The Week in Review and the Sunday Nature Chat

We left Mark in Texas the week before, worried about his personal welfare while in the company of Tess Tigress, so we could return to Lost Forest in order to do a little catch-up with Peach, Olive, and Cherry. The concern is whether Peach should sign on with Holly Folly’s apparel business. Seems Holly is into fast fashion, which generates a high turnover of knockoff clothing designed to be discarded after a few outings in time for the next trend to hit the racks. Olive is concerned that Peach will be taken advantage of and wind up supporting a business model that is the antithesis of her “upcycled” clothing. But Holly seems blinded by the fame and association with Holly Folly, a popular online fashion influencer.

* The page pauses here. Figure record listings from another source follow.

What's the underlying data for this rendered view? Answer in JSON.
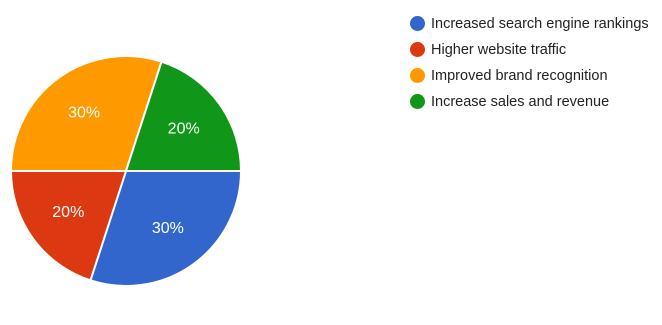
{
  "chart_data": {
    "type": "pie",
    "title": "",
    "slices": [
      {
        "label": "Increased search engine rankings",
        "value": 30,
        "value_label": "30%",
        "color": "#3366CC"
      },
      {
        "label": "Higher website traffic",
        "value": 20,
        "value_label": "20%",
        "color": "#DC3912"
      },
      {
        "label": "Improved brand recognition",
        "value": 30,
        "value_label": "30%",
        "color": "#FF9900"
      },
      {
        "label": "Increase sales and revenue",
        "value": 20,
        "value_label": "20%",
        "color": "#109618"
      }
    ],
    "legend_position": "right"
  }
}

So Olive drove Cherry to the local landfill and proceeded to find examples of discarded clothing—especially examples of discarded Holly Folly clothing—in order to move Cherry over to her side and put together enough evidence to convince Peach to not sign on the dotted line. For some reason not  explained, Peach was not able to go on this fact-finding trip, so Olive took photos and videos to bring back. But Cherry retained doubts whether they could convince Peach to walk away from the deal.

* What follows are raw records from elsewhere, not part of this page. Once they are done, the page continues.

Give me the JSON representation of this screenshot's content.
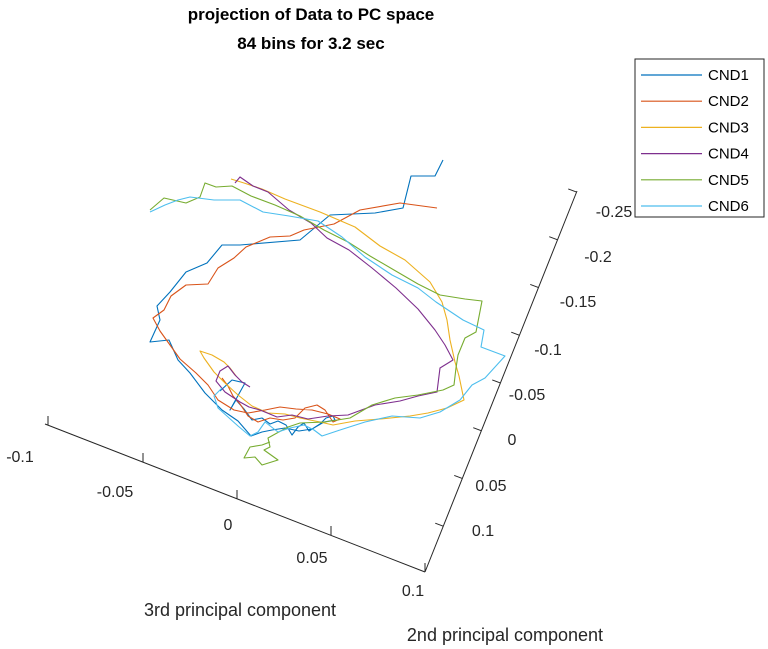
{
  "chart_data": {
    "type": "line",
    "projection": "3d",
    "title": [
      "projection of Data to PC space",
      "84 bins for 3.2 sec"
    ],
    "xlabel": "3rd principal component",
    "ylabel": "2nd principal component",
    "axes": {
      "front_left": {
        "ticks": [
          -0.1,
          -0.05,
          0,
          0.05,
          0.1
        ],
        "tick_labels": [
          "-0.1",
          "-0.05",
          "0",
          "0.05",
          "0.1"
        ]
      },
      "front_right": {
        "ticks": [
          0.1,
          0.05,
          0,
          -0.05,
          -0.1,
          -0.15,
          -0.2,
          -0.25
        ],
        "tick_labels": [
          "0.1",
          "0.05",
          "0",
          "-0.05",
          "-0.1",
          "-0.15",
          "-0.2",
          "-0.25"
        ]
      }
    },
    "legend": {
      "position": "top-right",
      "entries": [
        "CND1",
        "CND2",
        "CND3",
        "CND4",
        "CND5",
        "CND6"
      ]
    },
    "series": [
      {
        "name": "CND1",
        "color": "#0072BD"
      },
      {
        "name": "CND2",
        "color": "#D95319"
      },
      {
        "name": "CND3",
        "color": "#EDB120"
      },
      {
        "name": "CND4",
        "color": "#7E2F8E"
      },
      {
        "name": "CND5",
        "color": "#77AC30"
      },
      {
        "name": "CND6",
        "color": "#4DBEEE"
      }
    ],
    "grid": false
  }
}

With that, we end the usual week-long segment of Cherry’s adventure to return to Mark’s assignment, where he is supposedly going on an overnight camping and hunting trip with Tess and husband Jess. And it’s just in time for the big storm projected to blow through!

It’s a bit late in the year to do a Sunday page on Autumn leaves, don’t you think? Was this a scheduling mistake at the main office? In any event, Rivera gives us another well-conceived title panel. Panel 3, focuses on a single branch, offering an interestingly-designed image suggesting increasingly cold weather. But the orange background is a poor decision, muddying the mood. Autumn days can be intensely bright. The textual content today is fair, which is to say the information shouldn’t be a surprise to most of us. But the overall visual effect looks rushed, and the grand finale panel showing only two small trees is positively anemic and underwhelming, the very antithesis of what Mark is saying. And no, they don’t look beautiful. The trees look like they have been run through special effects filters to create some kind of high contrast, polarized effect, as if they are radioactive. Rivera should have just thrown caution to the wind and drawn a picturesque stand of Fall trees along a shoreline. And omit Mark!